Hanging Out at the Convention

by Alma L. and Beto G.
translated by Todd Prane with Elizabeth Bright

From Aug. 6 through 9, friendship bore its fruits.

All of the limitations imposed on participants at the National Democratic Convention (CND) were set aside thanks to favoritism and party preference.

As the song says, "Since you're such a good friend..." (three times), no one can deny you.

They entered into Aguascalientes, the site of the CND national meeting, holding hands and shouting "¡Viva Cuauhtémoc Cárdenas!" [leader of the Democratic Revolutionary Party] with the strongly altruistic sentiment of leaving their boots and tents behind, with the great illusion of posing for photos with the Sup [Subcommander Marcos], so that they, upon their return, could show the picture to their relatives and friends, make it into a signed poster, exhibit it in their houses or party offices and feel important as one who has had the good fortune of knowing, in person, someone who went to the convention. For feminists, they only need to hang a photo with Commander Ramona.

San Cristóbal de las Casas became, for one night, a "radical" scene. The "revolutionaries" called attention to themselves with their clowning "approvers" (of attendees of the convention), who did not even go to sleep, since they were so emotional and proud that their walks resembled those of the first astronauts who walked on the moon.

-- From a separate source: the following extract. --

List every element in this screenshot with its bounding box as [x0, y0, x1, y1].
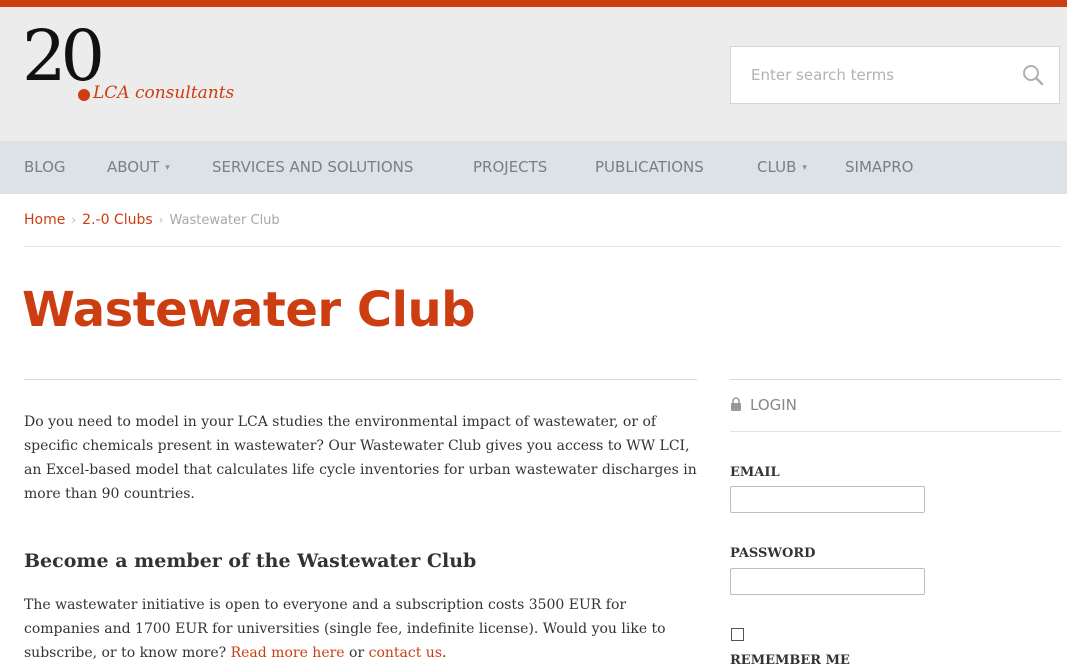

But who really entered that liberated zone, and who stayed outside? How many truly honest and conscious people knew how to value the effort of the Zapatistas—who, in spite of difficulties, and surpassing every obstacle, worked 14 hours daily "for 28 days, in which 600 men and women participated every hour," to construct "a library, a European-style presidium, benches and seats for 8,000 convention-goers, 20 houses, 14 bonfires, parking for 100 vehicles" in record time. And who could not obtain the accreditation because they were not members of the PRD [Partido de la Revolución Democrática, Democratic Revolutionary Party], was not a member of any of the Non-Governmental Organizations, did not know anyone within the CEU [Consejo Estudiantil Universitario, University Student Council, which came about at the beginning of the university strike in 1986 against increasing fees. It is currently divided into three currents, the most important of which is the electoral and PRD current, who have been trying to take over all student struggles by giving them a party line], or did not belong to any circle of intellectuals, but wanted to have their voice, and their vote, count on even one of the five working groups that were established?

What is most likely is that the Zapatistas were not aware of the fraud, the deals and the cons that were carried out in order to get to the convention, and maybe in that moment it was for the best, because disillusionment would have sunk their ship, a ship in which they most likely would have been sailing alone.

We, the anti-authoritarians of Amor y Rabia [Love and Rage], preferred not to participate in the convention rather than accept the impositions coming from organizing groups such as the CONAC-LN [the National Coordination of Civic Action for National Liberation, the organization created with the intention of giving counsel and legal representation to the EZLN], Women for Democracy, and the PRD, among others, and to run the risk of all of the mass of reformists (who only attended in order to carry out party proselytizing) label us as "saboteurs," since our posture and our voice would have spoken only of self-determination and direct action.

Would this have changed the attitudes of the lucky folks who were able to go to the convention? Would it have been sufficiently convincing to win these people over to the side of insurgence? We didn't think so. For the majority it was like attending a great theater show, where the seats of honor were reserved for the privileged analysts who attended with, and even without, exclusive invitations. They came either as participants or, more often, as observers, with the clear assignment of watching, listening and not quieting, but also not committing to or much less taking on a radical position, for fear of their prestige falling in the eyes of cultured and refined society.

The rest of the seats were occupied by students, daddy's children who found, in the tempest, a casestudy for their professional thesis and/or a personal realization, since now is the time to "take pity on the Indians."

There were also those who had the attitude of intellectuals (with sandals, glasses and know-it-all faces); the feminists (with Oaxacan skirts and amber necklaces); the young gang sold out to the, err, rather scholarshipped to the CREA; the future political reporters; the philosophy actors; the Iberophiles; the ears of the Ministry of the Interior.

There may also have been people with the conviction that merely by being on Zapatista land, they would become part of history, or who were there with the surety of getting the insurrectionists to put down their arms.

We are sorry to remove your illusions, but it is not like that. History is built by real women and men, who have masked faces on the outside, but whose hearts and strength are unbendable in the face of the enemy, and equally whose transparency beats and shakes decadent human qualities.

The indigenous people gave us their dark skin and their war-weary blood, their traditions and customs, and, above all, their ancestral wisdom. These are characteristics that all mestizos seize, while we bury deceit, lies, exploitation, hunger and dispossession, using the white man's "progress" as a tool.